No lo oí yo, no, me lo contaron. Beturian era un mesache de Chistén, formalico y tal. Sobre todo, tal. Aquella noche estaba viendo la televisión en el teleclub del lugar. Era el 20 de junio de 1969 exactamente. Eran los primeros tiempos de la tele en España y, para los lugares que no tenían otra diversión, era fuente de entretenimiento continuo y de continua admiración, como auténtica ventana al mundo. ¡Que de cosas pasaban, y nosotros sin saberlo… ¡)
La gente estaba asombrada, sobre todo aquella noche, y no era para menos. El hombre, por primera vez en su historia, llegaba a la luna.
Allí estaba en la pantalla el vehículo espacial alunizando y Armstrong se daba un paseo sobre la romántica luna, que ahora resultaba demasiado fea.
Todo eran exclamaciones de asombro. Beturian en cambio, miraba la escena con una puntica de ironía. De pronto se levantó de la silla y salió a la calle. Volvió a entrar sonriente (cuando Beturian reía es por que la iba a soltar):
-¿Sabéis lo que os digo? Que nos han engañau. Todo eso es mentira. ¡Que esta noche no hay luna!
Y os dejo lo de “esta noche no hay luna”, porque aunque os parezca una “fateza”, para nuestras gentes era bien cierto. Os contaría que no existe solo una luna… pero es otro tema…

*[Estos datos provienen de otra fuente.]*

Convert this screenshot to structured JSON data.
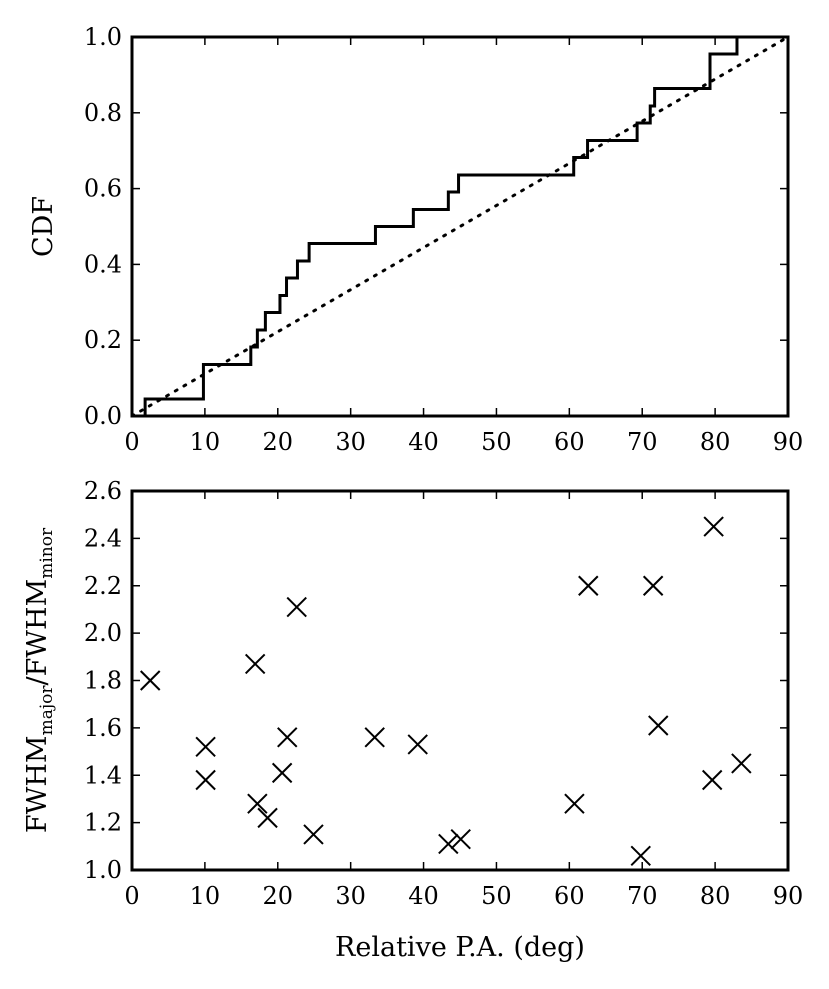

Si me fuera posible el diálogo y tuviera nietos, que no los tengo, les contaría lo que siempre intento explicar.
La cultura de un pueblo no se ha transmitido de padres a hijos sino de abuelos a nietos. Son dos extremos que siempre se han entendido perfectamente.
El abandono de los lugares por la juventud, los pisos pequeños, las residencias de jubilados, han cortado ese hilo de comunicación. Si se tiene la suerte de convivir juntas las dos generaciones, la televisión, actividades preescolares y el actual contorno de la vida, obstaculizan el diálogo.
Hoy, si se puede hablar de dos mundos diferentes. Los mayores, que miran al pasado con nostalgia e intentan adaptarse a los piensos compuestos que engullimos a través de las carnes y pescados, los electrodomésticos, la circulación de las calles, los medios de comunicación… y los pequeños, que confunden el trigo con la cebada, los animales con el circo y viven de cara al mañana adentrados en el consumismo y el confort, con la convicción de saberlo todo y ser ellos únicamente los que han hecho posible el progreso.
Es por esto que quiero resucitar a nuestros antepasados. La historia de Aragón no la hicieron historiadores únicamente, sino también nuestras gentes. Y siempre quiero abrir esta parte de la historia: la tradición. Desde siempre, intento dar vida a nuestro pasado, en la confianza de llegar a conocerlo y entenderlo. Y ojala consiga que lleguemos todos a querer un poco más a esta tierra, después de saber de donde procedemos.
Bastián,
deliciosas las anécdotas. Acertadas, preñadas de sabiduría, tus reflexiones. La verdadera
historia de un pueblo es la historia interna cuyos protagonistas son sus gentes anónimas. La captáis quienes podéis acercaros con amor, con sed, a esos pozos de agua fresca, incontaminada, que son los ancianos de nuestros pueblos, en especial del Pirineo.